- The Washington Times - Friday, August 31, 2001

The Metropolitan Police Department's new photo-radar cameras are cranking out speeding tickets by the thousands — but none of those citations will cost drivers their licenses in the District or anywhere else.
Because the cameras shoot pictures of license plates, not drivers, the citations don't show up on anyone's driving record. Instead, the tickets are issued to the registered owner of the vehicle, like a parking ticket. That means the District, which expects to rake in an estimated $11 million in new revenue annually with the cameras, will have a tougher time forcing non-District residents to pay up.
D.C. residents who do not pay their fines could see their cars booted or towed, or could be prevented from renewing their license or re-registering a car with the D.C. Department of Motor Vehicles.
But the District will have a harder time catching drivers from Maryland or Virginia, because neither state has a reciprocity agreement with the District on the speeding cameras.
Non-District residents who fail to pay the District's fines could be arrested, however, if they are pulled over in the city. An out-of-towner's car could also be snatched if police find the vehicle illegally parked in the city.
D.C. officials have said repeatedly that public safety, not revenue generation, is behind the city's deployment earlier this month of six new photo-radar cameras — one fixed and five mobile. The cameras, which are mounted in unmarked police cruisers and stationed at various locations around the city, including highways used primarily by commuters, use electronic triangulation to calculate speed, then snap license-plate photos as vehicles go by.
Metropolitan Police Department spokesman Kevin Morison said the District is working on reciprocity agreements with Maryland and Virginia that would put more teeth into the citations. But until such agreements are finalized, the District's avenues for enforcement are limited.
"Because the photo-enforced violations are not 'pointable' — meaning that no points are issued to the violator's license — we don't routinely notify the other jurisdictions," Mr. Morison said.
But he said the District wants to work with its neighbors on a reciprocity agreement.
"It is an agreement that would affect people's ability to re-register their cars or renew their driver's licenses based on unpaid violations," Mr. Morison said.
Police officials told The Washington Times earlier this month that the cameras had generated more than 15,000 tickets during the first 10 days of operation, beginning Aug. 6.
But police officials have not responded to requests from The Times for updated statistics on the tickets issued by the cameras.
Under the Non-Resident Violator Compact, enacted in 1987, member states — including Maryland and Virginia, as well as the District — are required to notify other jurisdictions of any "pointable" traffic violations issued by a police officer. Those jurisdictions, after notification of the violation, must then enforce appropriate penalties.
Citations issued by speed-radar cameras are not covered by the compact because they are not issued by officers.
"We don't get the reports. The problem is that you have no way to identify the driver. All they can do is send the ticket to the owner of the vehicle," said Cheron Wicker, spokeswoman for the Maryland Motor Vehicle Administration.

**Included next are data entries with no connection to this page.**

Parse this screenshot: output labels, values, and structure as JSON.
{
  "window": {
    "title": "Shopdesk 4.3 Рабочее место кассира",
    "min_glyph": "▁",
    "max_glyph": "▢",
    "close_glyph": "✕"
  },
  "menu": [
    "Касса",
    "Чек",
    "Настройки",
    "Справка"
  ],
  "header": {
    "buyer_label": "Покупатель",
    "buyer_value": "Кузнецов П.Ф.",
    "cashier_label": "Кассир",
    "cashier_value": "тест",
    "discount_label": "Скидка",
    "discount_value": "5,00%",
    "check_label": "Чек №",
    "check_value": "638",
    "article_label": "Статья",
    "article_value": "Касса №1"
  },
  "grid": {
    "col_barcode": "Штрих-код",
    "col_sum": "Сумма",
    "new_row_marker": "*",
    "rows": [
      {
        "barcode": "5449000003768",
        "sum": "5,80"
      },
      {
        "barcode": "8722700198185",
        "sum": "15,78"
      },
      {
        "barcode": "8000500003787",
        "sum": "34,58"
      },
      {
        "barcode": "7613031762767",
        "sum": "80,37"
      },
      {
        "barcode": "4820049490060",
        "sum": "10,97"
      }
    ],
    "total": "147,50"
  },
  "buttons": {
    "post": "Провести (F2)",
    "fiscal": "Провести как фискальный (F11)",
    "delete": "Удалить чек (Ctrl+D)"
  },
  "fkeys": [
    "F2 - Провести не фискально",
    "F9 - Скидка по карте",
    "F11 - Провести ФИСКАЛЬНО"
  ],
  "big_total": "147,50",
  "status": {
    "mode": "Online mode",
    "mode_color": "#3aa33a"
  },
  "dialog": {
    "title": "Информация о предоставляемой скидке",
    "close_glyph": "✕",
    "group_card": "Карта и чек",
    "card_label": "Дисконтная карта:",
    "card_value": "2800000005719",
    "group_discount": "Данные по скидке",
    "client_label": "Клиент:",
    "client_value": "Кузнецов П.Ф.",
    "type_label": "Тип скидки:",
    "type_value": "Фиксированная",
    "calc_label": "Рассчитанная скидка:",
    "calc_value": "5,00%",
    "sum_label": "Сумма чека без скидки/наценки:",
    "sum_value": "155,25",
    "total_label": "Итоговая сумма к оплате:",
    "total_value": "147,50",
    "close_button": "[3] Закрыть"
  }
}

"Because there is no reciprocity agreement at this time, no action will be taken against Virginia drivers for these types of violations," said Brian Matt, spokesman for the Virginia Department of Motor Vehicles.
Neither Maryland nor Virginia officials had heard of the District's efforts to negotiate new reciprocity agreements regarding the traffic cameras, which have been criticized by the American Civil Liberties Union and key lawmakers on Capitol Hill as a dangerous overextension of government power.
"I don't think we can do that [in Maryland] anyway without having laws changed or without altering the current compact," said Mrs. Wicker.
Virginia would have the same problem, according to Mr. Matt. "To enact the original compact, we had to change the laws, and we would have to go through the General Assembly," he said.
The legislatures for both states are out of session until January. Even if state laws were changed, the changes wouldn't take effect until July 1, Mr. Matt said, "unless there was some sort of emergency enactment."
Virginia lawmakers say a reciprocity agreement with the District on the speeding cameras is unlikely.
"We can't even get through the additional jurisdictions to pass the red-light cameras. It won't pass," said Delegate Robert G. Marshall, Prince William Republican.
Virginia lawmakers, he said, see the cameras as an attempt by the District to raise revenue, not improve safety.
"Right now, the way the District runs the cameras, with a private company controlling the tickets, it looks like they're setting up a cash cow," Mr. Marshall said. "If the District operated the cameras themselves, the opposition might stop."
After weeks of criticism regarding the cameras, the District is looking at restructuring its contract with Dallas-based Affiliated Computer Services Inc., the private firm that bought out Lockheed Martin IMS, which originally set up the system. The new contract would be a fixed-fee deal, instead of the current arrangement, in which ACS takes a its portion out of every fine that is paid.